My Story

A woman stands on a beach at sunset. She is a white woman with blue eyes and big teeth.She is smiling and her hair is wet. She is wearing a black dress and has sunglasses on top of her head.

I’m Emma (she/her), a fat, queer, cis woman living in New York City. I was raised in an environment where women spoke frankly about their reproductive journeys and decisions. As an adult, I’ve long been involved with reproductive justice organizations, including participating in the Planned Parenthood of Metropolitan Washington Developing Leaders Program. Despite this, my miscarriage and subsequent abortion were nothing like I imagined.

I was pregnant for the first time after several cycles of IUI in my quest to become a single parent by choice. Though I knew that roughly 1 in 3 pregnant people suffer such a loss, I was still shocked and devastated when I learned it was happening to me. I didn’t start spontaneously bleeding, which is how I imagined pregnancy loss would present, based on the depictions I had seen in popular culture. I didn’t even know anything was wrong; my body and I both thought I was still pregnant until the sonogram tech couldn’t find a heart beat. Even then, my body kept up all the little changes I had already started noticing as a result of my pregnancy. It wasn’t until after my in-clinic abortion procedure, that I really started to feel the loss in my body - a physically painful experience to match the emotional one.

I’ve always supported the right of anyone who needs an abortion to get one. I know that it was absolutely the right choice for me. But it was not as straightforward as I expected.
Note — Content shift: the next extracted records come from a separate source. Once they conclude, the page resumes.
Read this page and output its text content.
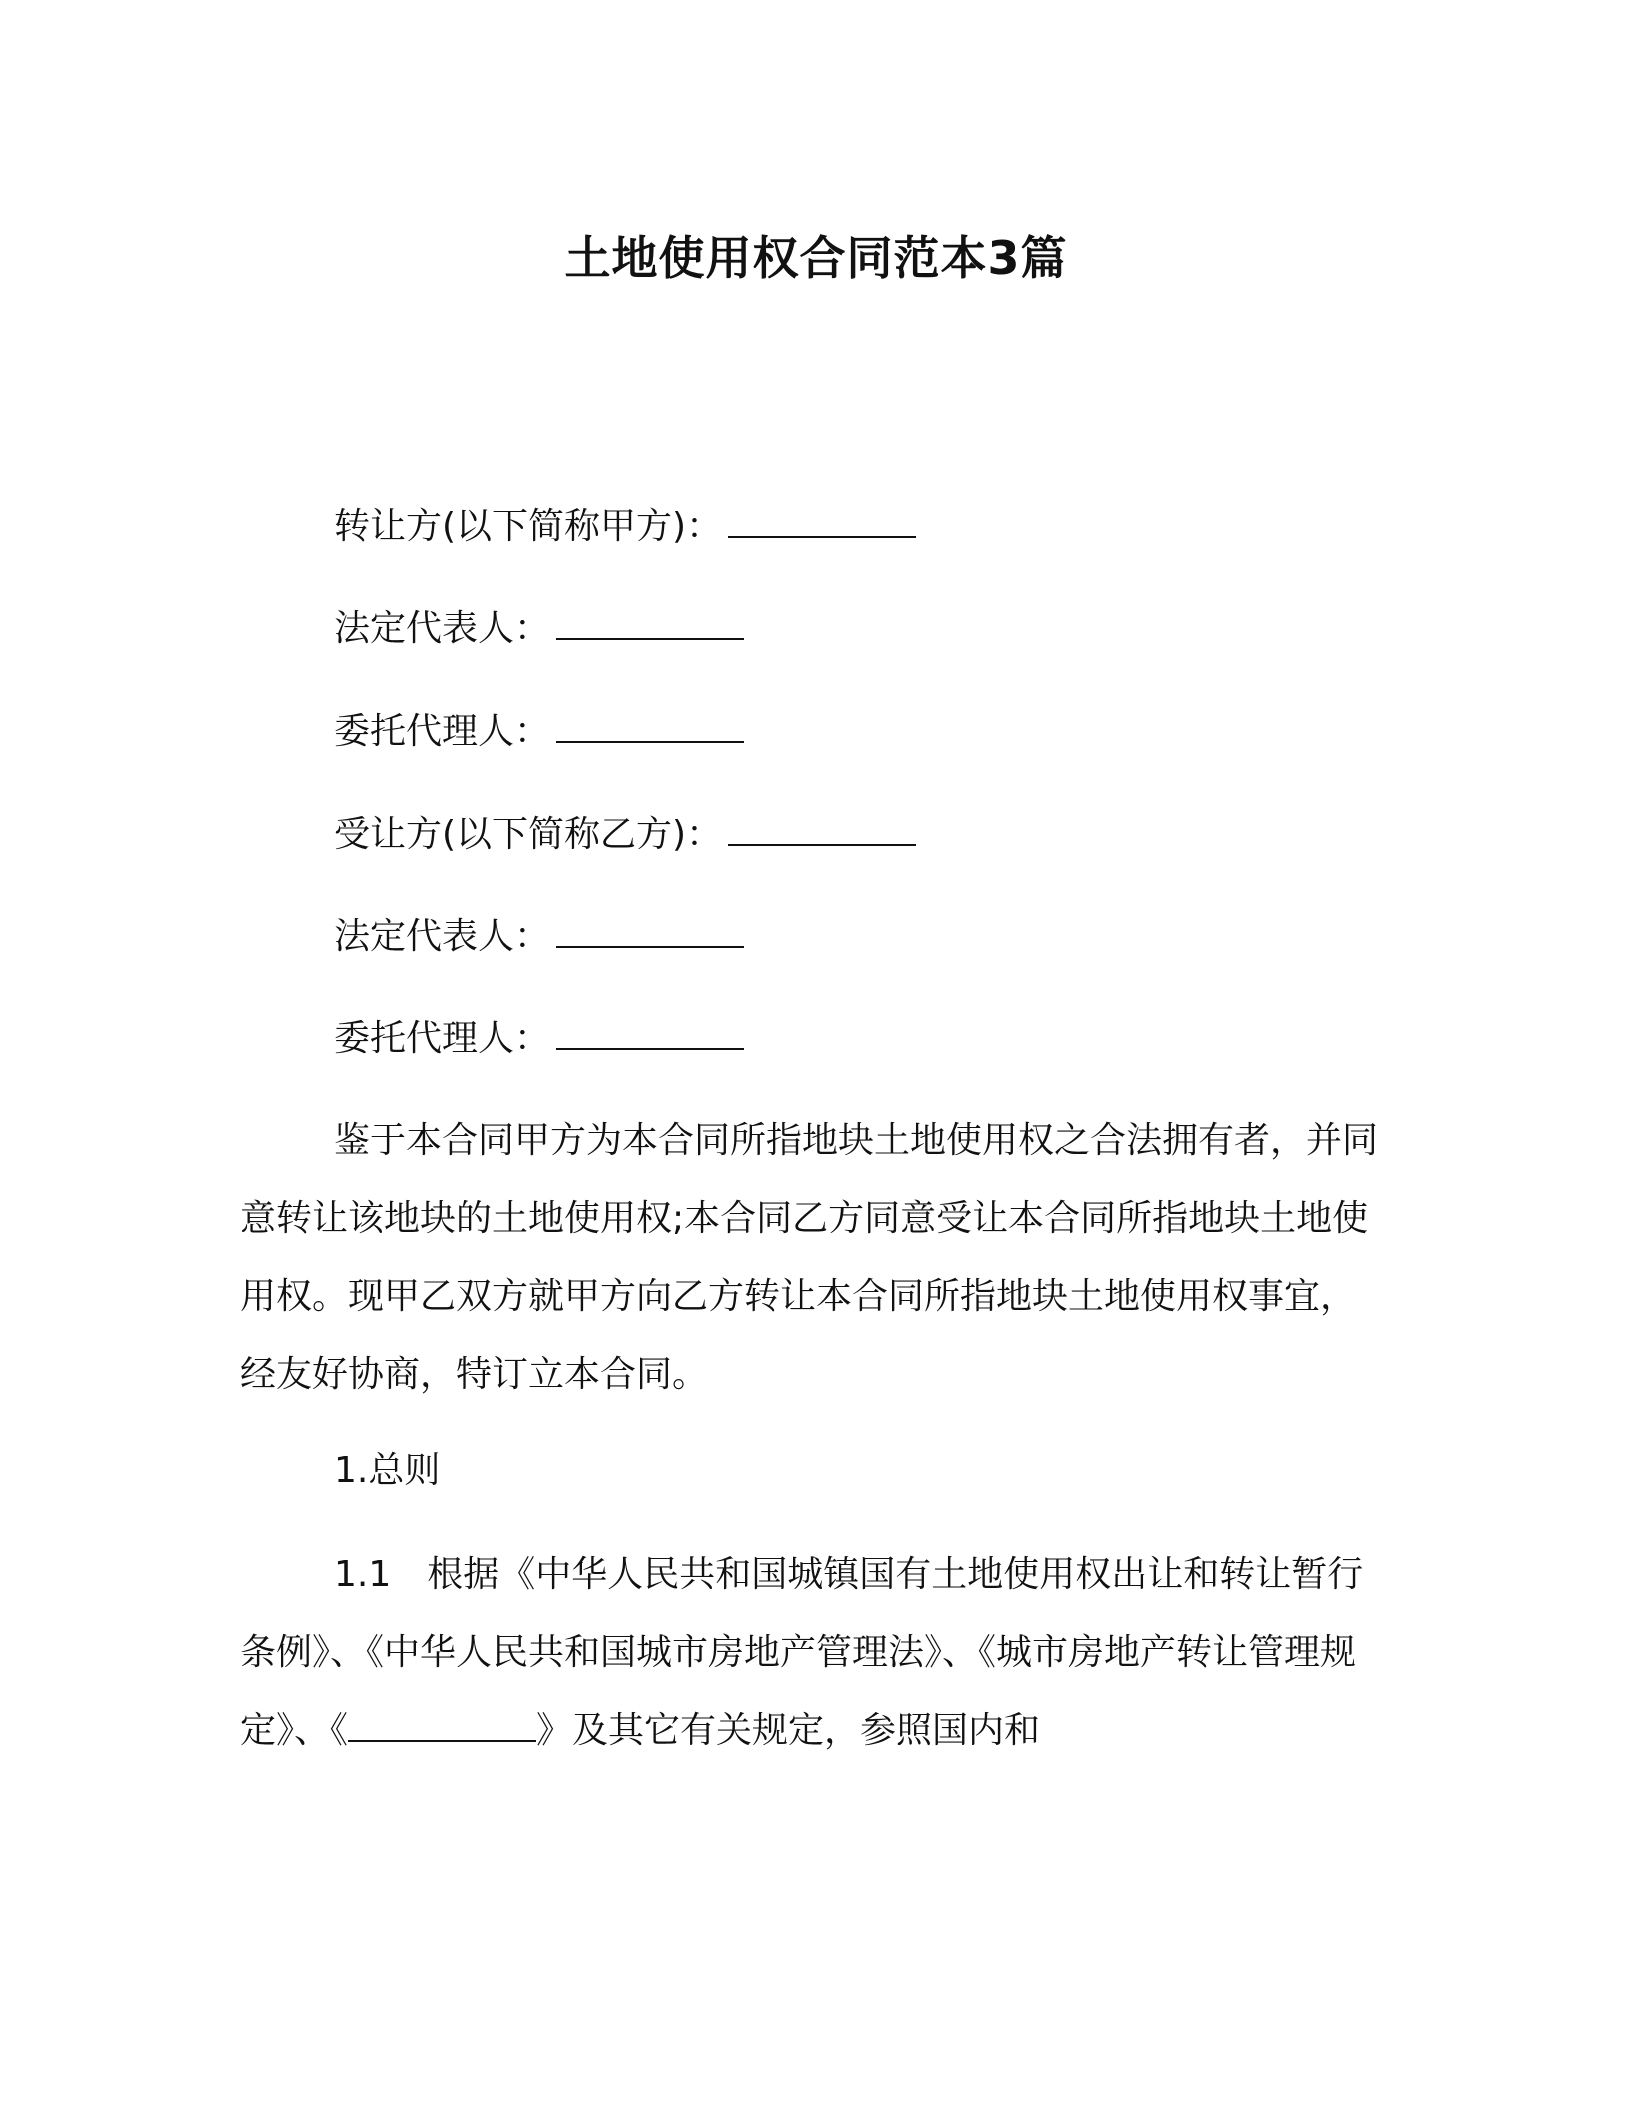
土地使用权合同范本3篇
转让方(以下简称甲方)：
法定代表人：
委托代理人：
受让方(以下简称乙方)：
法定代表人：
委托代理人：

鉴于本合同甲方为本合同所指地块土地使用权之合法拥有者，并同意转让该地块的土地使用权;本合同乙方同意受让本合同所指地块土地使用权。现甲乙双方就甲方向乙方转让本合同所指地块土地使用权事宜，经友好协商，特订立本合同。

1.总则

1.1　 根据《中华人民共和国城镇国有土地使用权出让和转让暂行条例》、《中华人民共和国城市房地产管理法》、《城市房地产转让管理规定》、《	》及其它有关规定，参照国内和
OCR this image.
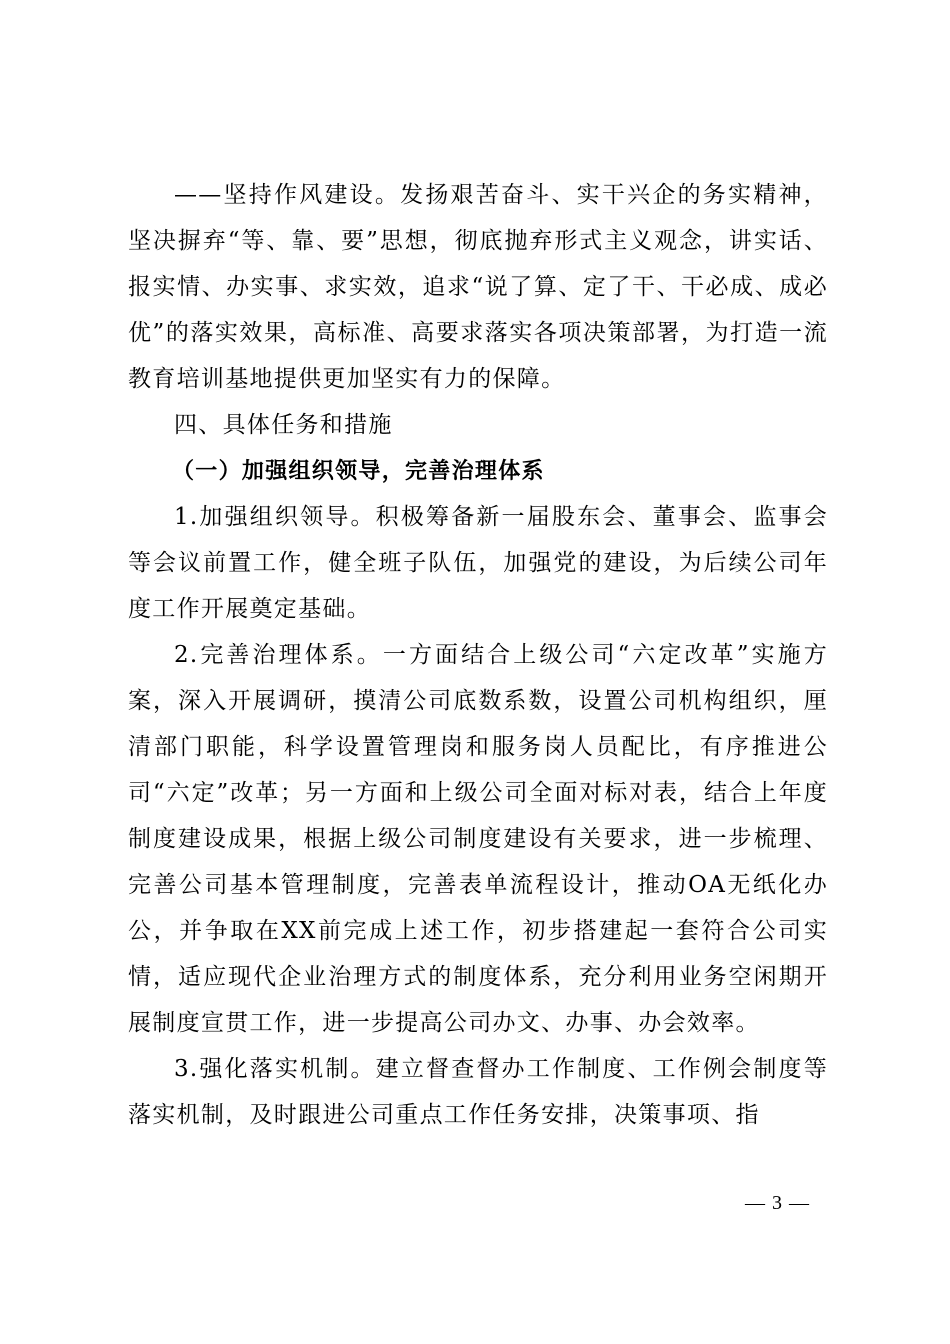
——坚持作风建设。发扬艰苦奋斗、实干兴企的务实精神，坚决摒弃“等、靠、要”思想，彻底抛弃形式主义观念，讲实话、报实情、办实事、求实效，追求“说了算、定了干、干必成、成必优”的落实效果，高标准、高要求落实各项决策部署，为打造一流教育培训基地提供更加坚实有力的保障。

四、具体任务和措施
（一）加强组织领导，完善治理体系

1.加强组织领导。积极筹备新一届股东会、董事会、监事会等会议前置工作，健全班子队伍，加强党的建设，为后续公司年度工作开展奠定基础。

2.完善治理体系。一方面结合上级公司“六定改革”实施方案，深入开展调研，摸清公司底数系数，设置公司机构组织，厘清部门职能，科学设置管理岗和服务岗人员配比，有序推进公司“六定”改革；另一方面和上级公司全面对标对表，结合上年度制度建设成果，根据上级公司制度建设有关要求，进一步梳理、完善公司基本管理制度，完善表单流程设计，推动OA无纸化办公，并争取在XX前完成上述工作，初步搭建起一套符合公司实情，适应现代企业治理方式的制度体系，充分利用业务空闲期开展制度宣贯工作，进一步提高公司办文、办事、办会效率。

3.强化落实机制。建立督查督办工作制度、工作例会制度等落实机制，及时跟进公司重点工作任务安排，决策事项、指

— 3 —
I didn’t expect to feel so guilty and ashamed, unable to say the word “miscarriage” aloud for weeks. I didn’t know that getting an abortion in New York City, even when prescribed by my doctor, would be an insanely frustrating process, requiring several days of phone calls to multiple offices and a subsequent months-long battle over insurance coverage. I didn’t know that medicalized anti-fat bias would mean I received misleading information about my options from ostensible experts, which impacted my decision-making. I didn’t know that the procedure would cause me such severe bleeding and cramping I would be unable to work for almost a week, or that one of the side effects was serious constipation. I didn’t know that my doctors wouldn’t even try to figure out why I had miscarried unless it happens again, “since it’s so common.”

Since then, I’ve spent time learning and working with others who have had abortions and folks who have experienced pregnancy loss. I proudly participated in the inaugural cohort of DOPO’s Abortion Doula Training program, learning from wonderful leaders in this field.

When I started supporting friends through their own journeys, I didn’t realize that others might need this kind of discrete and specific care. I have come to understand that while my journey and experience is my distinctly own - and is different from anyone else’s - many folks who are either experiencing pregnancy loss or seeking abortion need a source for unbiased information about the realities of the experience as well as guidance and care in their healing process.

Pregnancy loss is less stigmatized now than it was even a few years ago, but we still have a long way to go. My goal is support to anyone who needs it. I will hold space for you, as I was lucky to have others do for me.